The apparent failure of that pressure is likely to have angered Mr Kim, and led to a fourth nuclear test on 6 January.
That test had a weapon yield of about 10 kilotons, less than 1% of a traditional H-bomb. It was also smaller than a typical boosted weapon yield, which even North Korea apparently expected would be around 50 kilotons because the North buried the weapon more than twice as deep as its third nuclear test.
Observers have generally said that the fourth test was not an H-bomb, and thus a failure for the North Korean regime despite the euphoric public response the regime tried to incite in the aftermath of the test.
While China was seriously upset by the fourth nuclear test, its refusal to support further sanctions against North Korea suggests that China is concerned about worsening the instability in North Korea.
So the regime needs a success.
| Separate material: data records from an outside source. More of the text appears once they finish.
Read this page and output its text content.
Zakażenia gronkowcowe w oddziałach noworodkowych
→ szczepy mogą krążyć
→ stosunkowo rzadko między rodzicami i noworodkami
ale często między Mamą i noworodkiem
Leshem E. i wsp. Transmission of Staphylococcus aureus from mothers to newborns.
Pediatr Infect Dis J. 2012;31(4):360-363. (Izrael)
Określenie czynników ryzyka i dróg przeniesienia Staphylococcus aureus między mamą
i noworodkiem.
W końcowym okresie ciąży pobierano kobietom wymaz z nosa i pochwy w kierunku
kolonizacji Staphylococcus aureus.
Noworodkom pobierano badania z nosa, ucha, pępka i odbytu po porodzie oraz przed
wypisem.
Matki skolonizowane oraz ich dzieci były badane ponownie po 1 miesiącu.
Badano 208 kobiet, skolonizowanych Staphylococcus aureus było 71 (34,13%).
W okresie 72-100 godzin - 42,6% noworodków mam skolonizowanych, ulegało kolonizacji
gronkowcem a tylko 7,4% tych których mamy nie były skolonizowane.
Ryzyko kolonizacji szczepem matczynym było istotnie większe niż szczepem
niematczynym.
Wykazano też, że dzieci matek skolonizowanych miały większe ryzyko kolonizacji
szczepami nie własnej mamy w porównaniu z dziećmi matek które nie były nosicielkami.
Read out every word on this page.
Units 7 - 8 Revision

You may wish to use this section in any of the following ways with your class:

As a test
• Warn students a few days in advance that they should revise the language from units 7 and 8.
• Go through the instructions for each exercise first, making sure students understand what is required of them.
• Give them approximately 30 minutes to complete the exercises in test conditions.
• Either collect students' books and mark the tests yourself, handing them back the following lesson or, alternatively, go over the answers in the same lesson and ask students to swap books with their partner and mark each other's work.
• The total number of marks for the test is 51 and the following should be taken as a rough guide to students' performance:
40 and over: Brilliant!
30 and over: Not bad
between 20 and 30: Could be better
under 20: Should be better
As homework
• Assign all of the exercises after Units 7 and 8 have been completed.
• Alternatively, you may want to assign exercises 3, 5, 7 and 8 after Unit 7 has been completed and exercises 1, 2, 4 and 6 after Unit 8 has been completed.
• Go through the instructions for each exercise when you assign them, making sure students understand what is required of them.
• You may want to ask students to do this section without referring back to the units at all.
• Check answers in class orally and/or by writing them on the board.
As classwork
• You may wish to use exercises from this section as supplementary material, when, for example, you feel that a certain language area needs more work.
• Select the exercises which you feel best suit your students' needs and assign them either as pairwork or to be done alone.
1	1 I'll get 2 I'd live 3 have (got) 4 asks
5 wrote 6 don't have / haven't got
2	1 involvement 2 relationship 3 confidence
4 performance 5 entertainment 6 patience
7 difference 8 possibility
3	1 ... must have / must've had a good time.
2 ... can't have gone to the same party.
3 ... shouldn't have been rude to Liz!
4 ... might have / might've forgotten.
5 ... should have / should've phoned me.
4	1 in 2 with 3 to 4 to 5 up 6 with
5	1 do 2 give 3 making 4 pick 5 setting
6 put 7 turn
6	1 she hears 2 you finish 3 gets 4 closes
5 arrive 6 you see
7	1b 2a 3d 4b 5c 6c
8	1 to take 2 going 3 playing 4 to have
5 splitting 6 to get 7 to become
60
This space launch may be enough to achieve that political objective.
But if it is not, Kim Jong-un may conclude that he needs a more successful nuclear test before the Seventh Party Congress.
Hopefully, the US and South Korea will take more effective actions to deter North Korea from such a defiant action. That might include coming up with a package of threats, including stating that more concrete preparations need to begin for a Korean unification that would result from North Korean collapse.
Bruce Bennett is a senior defense analyst at the RAND Corporation and a professor at the Pardee RAND Graduate School.